Ultimately, the team decided to use metrics that are similar to those for Parkinson’s, but with five extra typing metrics. Those metrics include analyzing pauses between different units of language, the semantic and syntactic complexity of what is being typed, and the keystroke dynamics based on the physical position of the key on the keyboard.

“Even when we had a very small subset of data we were able to achieve a very good separation between what we defined as cognitively normal and cognitively impaired,” says Arroyo-Gallego. “The performance was comparable to the Mini-Mental State Examination (MMSE), one of the standards for cognitive screening, and similar to the Montreal Cognitive Assessment (MoCA), which is the gold standard for screening in Alzheimer’s disease. We’ve seen that we’re not only able to detect cognitive decline but we are able to break down those typing patterns to specifically assess how different aspects are affected by the disease.”

The nQ team believes they can use this system to identify biomarkers that are linked to aspects of Alzheimer’s disease such as attention, verbal memory, or nonverbal memory.

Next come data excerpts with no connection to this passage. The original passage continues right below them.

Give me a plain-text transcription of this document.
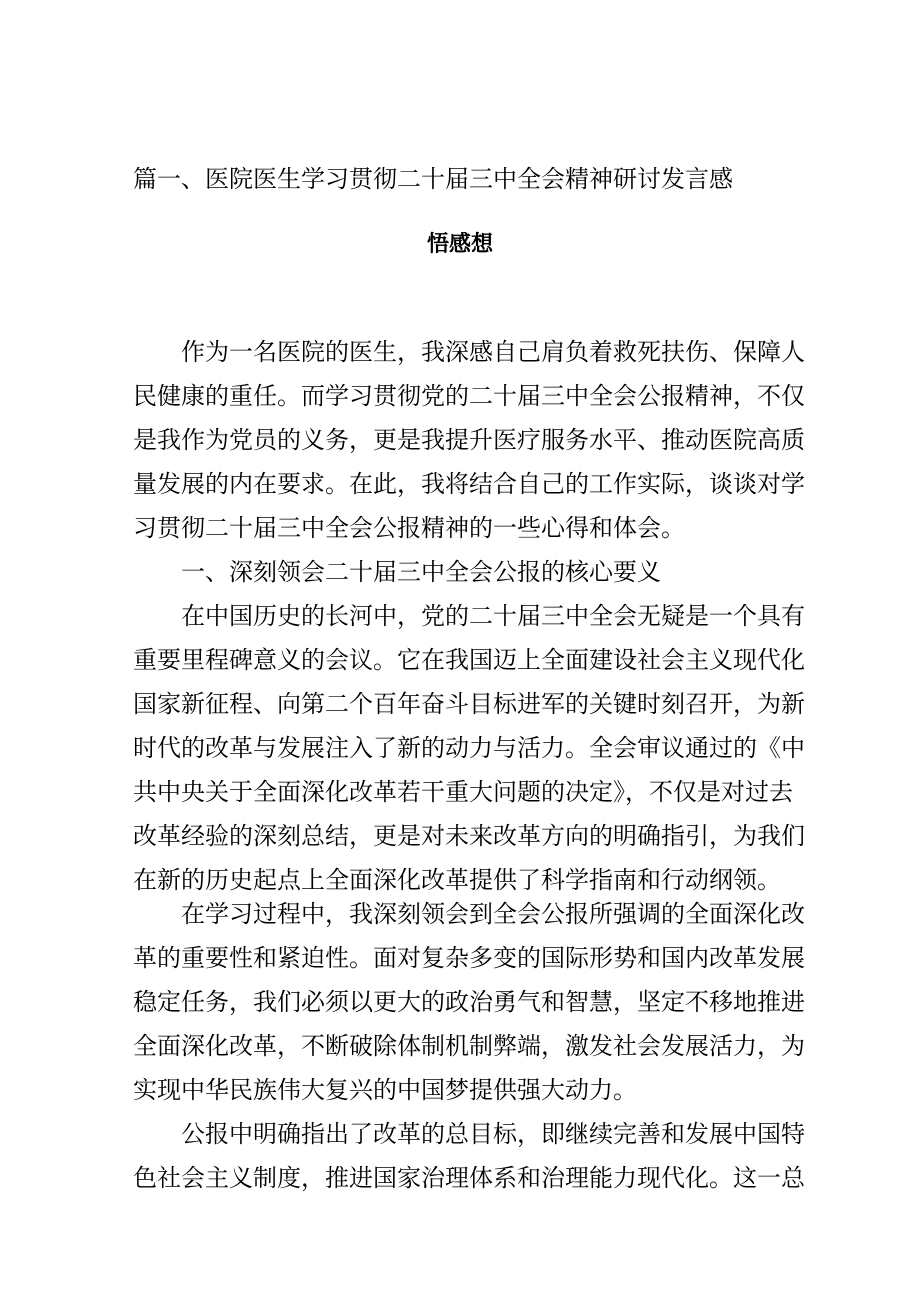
篇一、医院医生学习贯彻二十届三中全会精神研讨发言感
悟感想
作为一名医院的医生，我深感自己肩负着救死扶伤、保障人
民健康的重任。而学习贯彻党的二十届三中全会公报精神，不仅
是我作为党员的义务，更是我提升医疗服务水平、推动医院高质
量发展的内在要求。在此，我将结合自己的工作实际，谈谈对学
习贯彻二十届三中全会公报精神的一些心得和体会。
一、深刻领会二十届三中全会公报的核心要义
在中国历史的长河中，党的二十届三中全会无疑是一个具有
重要里程碑意义的会议。它在我国迈上全面建设社会主义现代化
国家新征程、向第二个百年奋斗目标进军的关键时刻召开，为新
时代的改革与发展注入了新的动力与活力。全会审议通过的《中
共中央关于全面深化改革若干重大问题的决定》，不仅是对过去
改革经验的深刻总结，更是对未来改革方向的明确指引，为我们
在新的历史起点上全面深化改革提供了科学指南和行动纲领。
在学习过程中，我深刻领会到全会公报所强调的全面深化改
革的重要性和紧迫性。面对复杂多变的国际形势和国内改革发展
稳定任务，我们必须以更大的政治勇气和智慧，坚定不移地推进
全面深化改革，不断破除体制机制弊端，激发社会发展活力，为
实现中华民族伟大复兴的中国梦提供强大动力。
公报中明确指出了改革的总目标，即继续完善和发展中国特
色社会主义制度，推进国家治理体系和治理能力现代化。这一总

“We want to close the loop from typing to the brain and provide a better understanding of cognitive function,” says Arroyo-Gallego.

If the neuroQWERTY technology proves effective with Alzheimer’s disease, Arroyo-Gallego hopes it will help provide a more objective and sensitive way of monitoring all aspects of cognition. It will likely be useful not only for screening but also for treatment and potential self-monitoring for patients.

“We want to give physicians visibility on what is really happening to the patient and how they are evolving, rather than just a snapshot from a single clinic visit,” she says. “There might even be existing Alzheimer’s treatments out there that work, and we just haven’t been able to measure their positive impact properly,” she says.

The team also hopes to look into other diseases the technology may be able to help with, such as ALS, multiple sclerosis, concussion, or cancer-related cognitive impairment.

“Enabling precision medicine and personalised care is something that is critical in many of these conditions diseases, as they vary massively on a case by case basis,” says Arroyo-Gallego.

We hope to see this technology working its magic soon to help people with Alzheimer’s get earlier diagnoses and better treatment and monitoring.